Journal de l'année Édition 1971 1971Éd. 1971

Conjoncture économique

La nouvelle inflation

Identifier l'inflation : tel a été le problème no 1 de l'économie française en 1970-71. La réussite de la dévaluation du franc, incontestable dans l'immédiat, n'a pas complètement rassuré les Français sur l'avenir de leur économie. En effet, les prix et les revenus ont continué de croître, même en 1971, à un rythme trop élevé pour que l'équilibre économique paraisse assuré durablement. Et si, durant l'été 70, on cherchait à sortir du mini-plan de stabilisation qui avait accompagné la dévaluation d'août 1969, au début de l'été 71 c'était la question inverse qui se posait : ne fallait-il pas prévoir un nouveau plan d'austérité ? Seulement, on ne choisit pas une thérapeutique sans connaître exactement le mal qu'il faut soigner. Il y a inflation et inflation. L'évolution de l'économie française en 1970 et en 1971 pose à cet égard quelques énigmes troublantes.

Équilibre des échanges

Les résultats globaux de l'année 70 sont relativement satisfaisants. Le point marquant est le renversement de tendance de notre commerce extérieur : alors qu'en 1969 nos achats à l'étranger avaient crû beaucoup plus vite que nos ventes, provoquant un déficit qui conduisit à la dévaluation, en 1970 les ventes à l'extérieur ont augmenté plus de deux fois plus vite que les achats, grâce à quoi l'équilibre des échanges fut rétabli dès le printemps.
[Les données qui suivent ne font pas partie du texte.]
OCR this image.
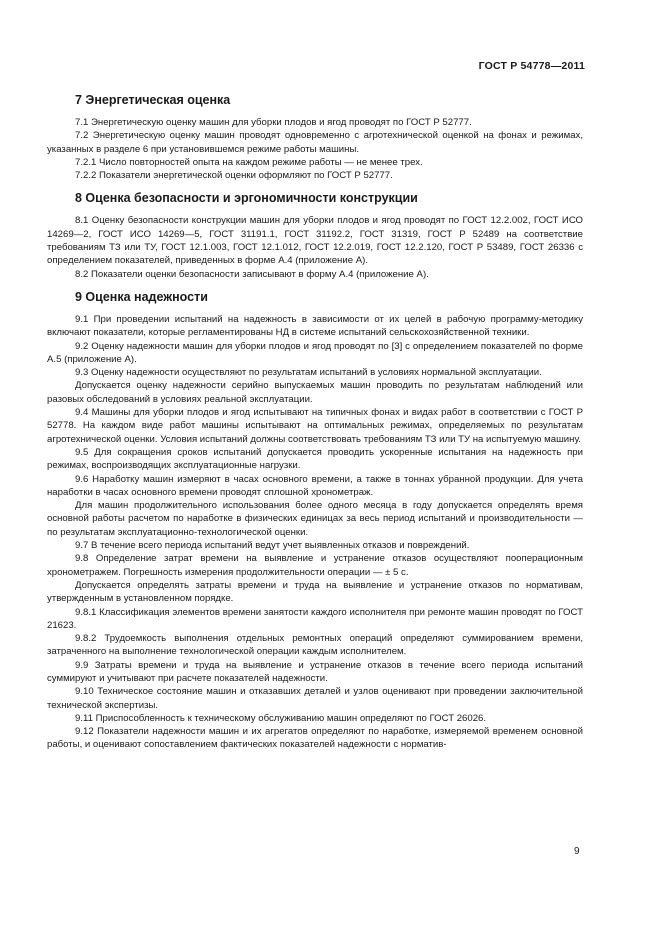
ГОСТ Р 54778—2011
7 Энергетическая оценка

7.1 Энергетическую оценку машин для уборки плодов и ягод проводят по ГОСТ Р 52777.

7.2 Энергетическую оценку машин проводят одновременно с агротехнической оценкой на фонах и режимах, указанных в разделе 6 при установившемся режиме работы машины.

7.2.1 Число повторностей опыта на каждом режиме работы — не менее трех.

7.2.2 Показатели энергетической оценки оформляют по ГОСТ Р 52777.

8 Оценка безопасности и эргономичности конструкции

8.1 Оценку безопасности конструкции машин для уборки плодов и ягод проводят по ГОСТ 12.2.002, ГОСТ ИСО 14269—2, ГОСТ ИСО 14269—5, ГОСТ 31191.1, ГОСТ 31192.2, ГОСТ 31319, ГОСТ Р 52489 на соответствие требованиям ТЗ или ТУ, ГОСТ 12.1.003, ГОСТ 12.1.012, ГОСТ 12.2.019, ГОСТ 12.2.120, ГОСТ Р 53489, ГОСТ 26336 с определением показателей, приведенных в форме А.4 (приложение А).

8.2 Показатели оценки безопасности записывают в форму А.4 (приложение А).

9 Оценка надежности

9.1 При проведении испытаний на надежность в зависимости от их целей в рабочую программу-методику включают показатели, которые регламентированы НД в системе испытаний сельскохозяйственной техники.

9.2 Оценку надежности машин для уборки плодов и ягод проводят по [3] с определением показателей по форме А.5 (приложение А).

9.3 Оценку надежности осуществляют по результатам испытаний в условиях нормальной эксплуатации.

Допускается оценку надежности серийно выпускаемых машин проводить по результатам наблюдений или разовых обследований в условиях реальной эксплуатации.

9.4 Машины для уборки плодов и ягод испытывают на типичных фонах и видах работ в соответствии с ГОСТ Р 52778. На каждом виде работ машины испытывают на оптимальных режимах, определяемых по результатам агротехнической оценки. Условия испытаний должны соответствовать требованиям ТЗ или ТУ на испытуемую машину.

9.5 Для сокращения сроков испытаний допускается проводить ускоренные испытания на надежность при режимах, воспроизводящих эксплуатационные нагрузки.

9.6 Наработку машин измеряют в часах основного времени, а также в тоннах убранной продукции. Для учета наработки в часах основного времени проводят сплошной хронометраж.

Для машин продолжительного использования более одного месяца в году допускается определять время основной работы расчетом по наработке в физических единицах за весь период испытаний и производительности — по результатам эксплуатационно-технологической оценки.

9.7 В течение всего периода испытаний ведут учет выявленных отказов и повреждений.

9.8 Определение затрат времени на выявление и устранение отказов осуществляют пооперационным хронометражем. Погрешность измерения продолжительности операции — ± 5 с.

Допускается определять затраты времени и труда на выявление и устранение отказов по нормативам, утвержденным в установленном порядке.

9.8.1 Классификация элементов времени занятости каждого исполнителя при ремонте машин проводят по ГОСТ 21623.

9.8.2 Трудоемкость выполнения отдельных ремонтных операций определяют суммированием времени, затраченного на выполнение технологической операции каждым исполнителем.

9.9 Затраты времени и труда на выявление и устранение отказов в течение всего периода испытаний суммируют и учитывают при расчете показателей надежности.

9.10 Техническое состояние машин и отказавших деталей и узлов оценивают при проведении заключительной технической экспертизы.

9.11 Приспособленность к техническому обслуживанию машин определяют по ГОСТ 26026.

9.12 Показатели надежности машин и их агрегатов определяют по наработке, измеряемой временем основной работы, и оценивают сопоставлением фактических показателей надежности с норматив-

9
Toute l'économie française s'est trouvé tirée en avant par les exportations. Le transfert, souhaité par le gouvernement, d'une partie de la demande intérieure vers la demande extérieure s'est donc réalisé. Aucune récession chez nos principaux clients étrangers n'est venue contrarier le mouvement ; au contraire, l'inflation généralisée, notamment en Allemagne (notre principal client), nous a été largement favorable. Les Français ont été sobres : ils n'ont accru leur consommation que de 4,4 % au total par rapport à 1969 (contre 6,5 % l'année précédente). Les administrations ont même fait preuve d'une véritable austérité : leur consommation ne s'est accrue que de 1,9 %.

Au début de l'été 1970, on commence même à s'inquiéter de l'abstinence des consommateurs. Les grands magasins se plaignent de faire de mauvaises affaires. Les pouvoirs publics, soucieux de ne pas trop prolonger la diète, desserrent les contraintes : en juillet, ils débloquent un peu plus d'un milliard de francs de crédits budgétaires gelés ; en août, ils assouplissent le contrôle des changes pour permettre aux Français de voyager plus commodément à l'étranger ; ils abaissent le taux d'escompte de la Banque de France, qui revient de 8 % (niveau record) à 7,5 % ; en septembre, les restrictions sur le crédit à la consommation sont assouplies ; en octobre, le taux d'escompte est abaissé à nouveau, revenant à 7 %, tandis que le carcan dans lequel l'ensemble du crédit était enfermé est enlevé.

La préoccupation du gouvernement est, alors, de ne pas remplacer une crise financière par une crise sociale. Les statistiques de l'emploi révèlent, en effet, une réapparition très nette du chômage : le nombre des demandes d'emploi non satisfaites (corrigé des variations saisonnières) est passé de 220 000 au début de 1970 à 310 000 en novembre. Bien que ces chiffres aient été quelque peu faussés par la mise en place de l'Agence nationale de l'emploi, qui recense mieux les personnes à la recherche d'un travail, la tendance est préoccupante. D'autant que l'indice de la production industrielle est stagnant depuis le début de l'année.

La consommation repart

À l'automne, changement de décor : les Français retrouvent le chemin des magasins ; la consommation repart et, avec elle, la production. Alors que, de janvier à octobre, l'indice n'avait progressé que d'un tout petit point, d'octobre à janvier il gagne 4 points. À partir de janvier 1971, le chômage lui-même se met à décroître.

Prise dans son ensemble, l'année 1970 présente des résultats honorables, puisque la production globale est en hausse d'un peu plus de 6 % par rapport à 1969, ce qui permet de dépasser légèrement les objectifs du Ve Plan (1966-1970) malgré la crise de 1968.